A cidade do Rio de Janeiro, que desde 1808 abriu seu movimento portuário às influências (não apenas materiais) do mundo dito civilizado, passou a receber contínuas informações sobre as novidades européias, e aderiu a muitas delas. Entretanto, no tocante ao desenvolvimento dos sports, que começam a se insinuar mais efetivamente pela cidade por volta de 1850 (através de ingleses que trabalham em firmas britânicas aqui atuantes), a receptividade carioca foi mais lenta. Este período de relativa rejeição ao modismo europeu de apologia ao fisiculturismo (e a decorrente refuncionalização dos espaços públicos) parece se estender na cidade até aproximadamente 1890. Sugerimos os seguintes fatores como explicadores desta relativa inércia local:
  1. A força da tradição: em todo o período colonial o Brasil não desenvolveu uma vida social urbana tão intensa quanto à verificada na fase seguinte (a da modernização urbana), seja pelo porte e natureza de nossas vilas e cidades, seja pelo aparato de vigilância montado pela metrópole lusitana e pela Igreja.
  2. A persistência, até 1888, do regime escravista, fator de desvalorização do esforço muscular. Ainda que a abolição já encontrasse uma situação praticamente definida quanto ao término deste regime, havia toda esta poderosa ideologia em vigor, montada em três séculos de escravidão. E no Rio de Janeiro, o contingente negro era muito significativo.
  3. A presença vigorosa do imaginário cristão, a atribuir ao corpo uma atitude de autocontrole severo dos instintos, e desvalorizá-lo em relação ao papel preponderante da "alma".
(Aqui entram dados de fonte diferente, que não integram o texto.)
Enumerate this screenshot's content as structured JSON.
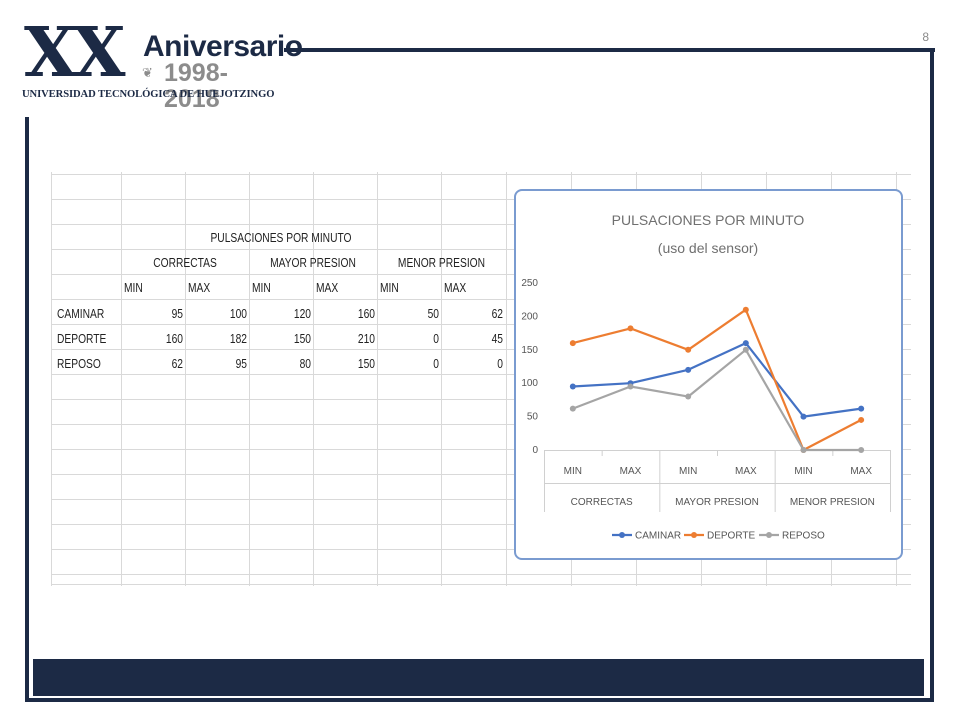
{
  "page_number": "8",
  "logo": {
    "big": "XX",
    "title": "Aniversario",
    "years": "1998-2018",
    "university": "UNIVERSIDAD TECNOLÓGICA DE HUEJOTZINGO"
  },
  "table": {
    "title": "PULSACIONES POR MINUTO",
    "groups": [
      "CORRECTAS",
      "MAYOR PRESION",
      "MENOR PRESION"
    ],
    "subheaders": [
      "MIN",
      "MAX",
      "MIN",
      "MAX",
      "MIN",
      "MAX"
    ],
    "rows": [
      {
        "label": "CAMINAR",
        "values": [
          "95",
          "100",
          "120",
          "160",
          "50",
          "62"
        ]
      },
      {
        "label": "DEPORTE",
        "values": [
          "160",
          "182",
          "150",
          "210",
          "0",
          "45"
        ]
      },
      {
        "label": "REPOSO",
        "values": [
          "62",
          "95",
          "80",
          "150",
          "0",
          "0"
        ]
      }
    ]
  },
  "chart_data": {
    "type": "line",
    "title": "PULSACIONES POR MINUTO",
    "subtitle": "(uso del sensor)",
    "categories": [
      "MIN",
      "MAX",
      "MIN",
      "MAX",
      "MIN",
      "MAX"
    ],
    "category_groups": [
      "CORRECTAS",
      "MAYOR PRESION",
      "MENOR PRESION"
    ],
    "ylim": [
      0,
      250
    ],
    "yticks": [
      "0",
      "50",
      "100",
      "150",
      "200",
      "250"
    ],
    "grid": false,
    "legend": "bottom",
    "series": [
      {
        "name": "CAMINAR",
        "color": "#4472c4",
        "values": [
          95,
          100,
          120,
          160,
          50,
          62
        ]
      },
      {
        "name": "DEPORTE",
        "color": "#ed7d31",
        "values": [
          160,
          182,
          150,
          210,
          0,
          45
        ]
      },
      {
        "name": "REPOSO",
        "color": "#a5a5a5",
        "values": [
          62,
          95,
          80,
          150,
          0,
          0
        ]
      }
    ]
  },
  "colors": {
    "brand_navy": "#1c2a45",
    "logo_gray": "#8c8c8c",
    "chart_border": "#7a9bd0"
  }
}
Quanto aos fatores locais que permitiram, no final do século passado, uma adesão maciça aos esportes no Rio de Janeiro, temos:
  1. Uma atmosfera particularmente favorável à adoção de modismos europeus, como forma de ruptura republicana com o passado, onde o índio, o negro, o mestiço e mesmo o lusitano são vistos como elementos retrógrados, que emperram o progresso.
  2. A própria necessidade de novas formas de lazer por parte do segmento populacional proveniente da zona rural, geralmente emigrantes das decadentes zonas cafeicultoras fluminenses, incluindo negros libertos. A vida no campo oferece oportunidades de entretenimento baratas ou mesmo gratuitas (pesca, caça, banho em rios e cachoeiras, etc.) que o ambiente urbano nega ou dificulta, suscitando ali um vazio a ser preenchido.
  3. A dessacralização dos espaços públicos e da vida social urbana em geral, impulsionada pelo ambiente hedonista da Belle Époque e pelos ventos positivistas republicanos, de ruptura com o domínio paroquial da Igreja.
  4. A Reforma Passos que, mesmo sem destinar aos esportes qualquer papel substantivo (diferentemente do Plano Agache, em 1930), dotou a orla marítima de maior acessibilidade e, mais que isto, tornou-a lugar central no novo estilo de vida que se impõe, estimulando o uso recreativo das praias e os esportes náuticos. Certamente, a Reforma Passos já foi estudada sob os mais diversos ângulos, mas sua contribuição ao desenvolvimento da atividade esportiva da cidade é ainda uma razoável lacuna.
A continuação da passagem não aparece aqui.